Since early February, EUR/CAD has been trading in a downtrend below the 50-day and 200-day exponential moving averages. Euro buyers are about to erase all the losses from the previous downswing from May 10 to May 17, as rising momentum has allowed them to penetrate the falling trendline and attack the 50-day EMA after hitting a seven-year low of 1.33885 for the second time.
Once they regain the May peak at 1.376676, the double bottom pattern will be complete. Even if prices consolidate at this level for a short time, as long as bulls stay above the 50-day EMA, they will remain hopeful of a bullish reversal.
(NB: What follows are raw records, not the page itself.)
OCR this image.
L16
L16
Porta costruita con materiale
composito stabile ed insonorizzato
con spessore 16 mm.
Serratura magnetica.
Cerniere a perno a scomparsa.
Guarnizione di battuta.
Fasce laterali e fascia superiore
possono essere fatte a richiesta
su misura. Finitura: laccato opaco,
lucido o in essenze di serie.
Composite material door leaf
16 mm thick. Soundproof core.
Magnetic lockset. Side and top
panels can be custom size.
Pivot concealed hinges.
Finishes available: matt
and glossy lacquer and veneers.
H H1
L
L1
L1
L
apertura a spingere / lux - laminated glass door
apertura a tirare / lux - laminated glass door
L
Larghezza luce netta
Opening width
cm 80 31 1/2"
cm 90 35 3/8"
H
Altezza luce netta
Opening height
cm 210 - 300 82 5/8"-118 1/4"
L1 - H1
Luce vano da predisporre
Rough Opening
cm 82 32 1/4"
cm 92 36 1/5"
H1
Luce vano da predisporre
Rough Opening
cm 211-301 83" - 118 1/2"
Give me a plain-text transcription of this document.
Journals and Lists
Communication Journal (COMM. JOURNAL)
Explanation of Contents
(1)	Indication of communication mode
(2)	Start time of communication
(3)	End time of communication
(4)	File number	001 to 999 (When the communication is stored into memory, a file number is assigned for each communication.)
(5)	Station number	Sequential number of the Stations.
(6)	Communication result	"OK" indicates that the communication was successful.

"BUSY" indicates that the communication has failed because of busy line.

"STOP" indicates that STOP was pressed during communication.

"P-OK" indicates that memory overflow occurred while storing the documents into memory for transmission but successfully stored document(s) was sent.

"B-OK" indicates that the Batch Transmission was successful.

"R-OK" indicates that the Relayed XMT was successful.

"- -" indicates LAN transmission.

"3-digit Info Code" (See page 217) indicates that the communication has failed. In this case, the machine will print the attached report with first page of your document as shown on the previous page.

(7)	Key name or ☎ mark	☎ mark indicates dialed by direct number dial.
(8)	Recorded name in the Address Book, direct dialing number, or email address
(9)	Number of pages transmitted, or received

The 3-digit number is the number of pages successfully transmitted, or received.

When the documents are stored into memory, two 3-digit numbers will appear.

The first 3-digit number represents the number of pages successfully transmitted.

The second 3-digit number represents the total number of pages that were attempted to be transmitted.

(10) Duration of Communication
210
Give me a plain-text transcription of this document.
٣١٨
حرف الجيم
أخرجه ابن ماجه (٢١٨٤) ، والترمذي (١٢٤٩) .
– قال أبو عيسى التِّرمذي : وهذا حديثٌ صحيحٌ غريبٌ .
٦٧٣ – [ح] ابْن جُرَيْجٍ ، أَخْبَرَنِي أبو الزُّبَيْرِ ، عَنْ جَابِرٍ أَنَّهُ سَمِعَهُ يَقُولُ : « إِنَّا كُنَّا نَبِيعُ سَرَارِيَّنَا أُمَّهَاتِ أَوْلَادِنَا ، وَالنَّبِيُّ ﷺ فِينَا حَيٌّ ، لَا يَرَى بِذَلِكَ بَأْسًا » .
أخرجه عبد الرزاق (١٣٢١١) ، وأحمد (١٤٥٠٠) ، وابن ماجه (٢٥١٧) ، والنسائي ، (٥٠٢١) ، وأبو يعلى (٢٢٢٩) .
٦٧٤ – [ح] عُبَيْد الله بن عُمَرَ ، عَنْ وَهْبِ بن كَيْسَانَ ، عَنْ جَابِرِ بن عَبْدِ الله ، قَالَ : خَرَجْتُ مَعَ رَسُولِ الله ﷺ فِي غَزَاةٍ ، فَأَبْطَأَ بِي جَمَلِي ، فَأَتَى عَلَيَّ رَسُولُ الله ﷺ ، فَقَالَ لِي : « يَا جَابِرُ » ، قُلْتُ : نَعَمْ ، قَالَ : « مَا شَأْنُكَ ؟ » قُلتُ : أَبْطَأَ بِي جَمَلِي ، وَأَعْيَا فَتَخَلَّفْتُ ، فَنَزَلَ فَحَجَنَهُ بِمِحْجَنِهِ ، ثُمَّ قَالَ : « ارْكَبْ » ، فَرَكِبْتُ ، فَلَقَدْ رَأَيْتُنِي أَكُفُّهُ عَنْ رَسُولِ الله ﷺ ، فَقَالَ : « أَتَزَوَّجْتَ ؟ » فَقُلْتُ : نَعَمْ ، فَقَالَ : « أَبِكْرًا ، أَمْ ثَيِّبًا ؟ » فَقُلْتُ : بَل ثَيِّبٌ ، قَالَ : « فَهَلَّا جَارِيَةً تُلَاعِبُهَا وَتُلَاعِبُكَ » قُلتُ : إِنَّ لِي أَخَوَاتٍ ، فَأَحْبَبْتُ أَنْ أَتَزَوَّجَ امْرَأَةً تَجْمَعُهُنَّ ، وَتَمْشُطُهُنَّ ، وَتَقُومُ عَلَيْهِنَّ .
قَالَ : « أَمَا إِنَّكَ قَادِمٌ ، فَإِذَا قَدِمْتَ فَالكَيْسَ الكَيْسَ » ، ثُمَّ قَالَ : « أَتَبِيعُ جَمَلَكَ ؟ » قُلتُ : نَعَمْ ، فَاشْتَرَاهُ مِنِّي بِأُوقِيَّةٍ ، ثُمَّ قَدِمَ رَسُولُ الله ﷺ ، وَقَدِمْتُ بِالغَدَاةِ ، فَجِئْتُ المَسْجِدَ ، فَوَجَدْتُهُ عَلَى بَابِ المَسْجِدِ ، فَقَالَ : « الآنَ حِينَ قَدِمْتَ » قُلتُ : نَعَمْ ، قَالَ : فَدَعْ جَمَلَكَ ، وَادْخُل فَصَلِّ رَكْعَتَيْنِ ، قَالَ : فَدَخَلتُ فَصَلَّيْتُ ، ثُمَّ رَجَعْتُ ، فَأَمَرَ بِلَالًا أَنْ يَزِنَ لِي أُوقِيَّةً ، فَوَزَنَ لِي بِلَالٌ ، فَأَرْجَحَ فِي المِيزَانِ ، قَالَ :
A decisive penetration above the 1.37676 can pave the way toward the next resistance level, estimated at 127.2% Fibonacci level around the 1.38707 mark. Persisting positive momentum can be mirrored in overcoming this barrier which may send the price towards the 1.400 psychological level aligning with the 161.8% extension of the previous down-swing.
Alternatively, should the 50-EMA halt the rally, sellers find the chance to drag the price down to the broken trendline around 1.36228. a sustained move below this hurdle can put the seven-year lows around 1.33885 in the spotlight. A clear break below this crucial support triggers a bearish signal to resume the prior downtrend.
Momentum oscillators suggest negative bias is waning. The RSI has climbed from the oversold area to the border of buying region. Momentum is also trending up above the 100-threshold. Likewise, negative MACD bars are shrinking above the signal line and may soon reach the zero level. These three oscillators have also shown a clear divergence from the price.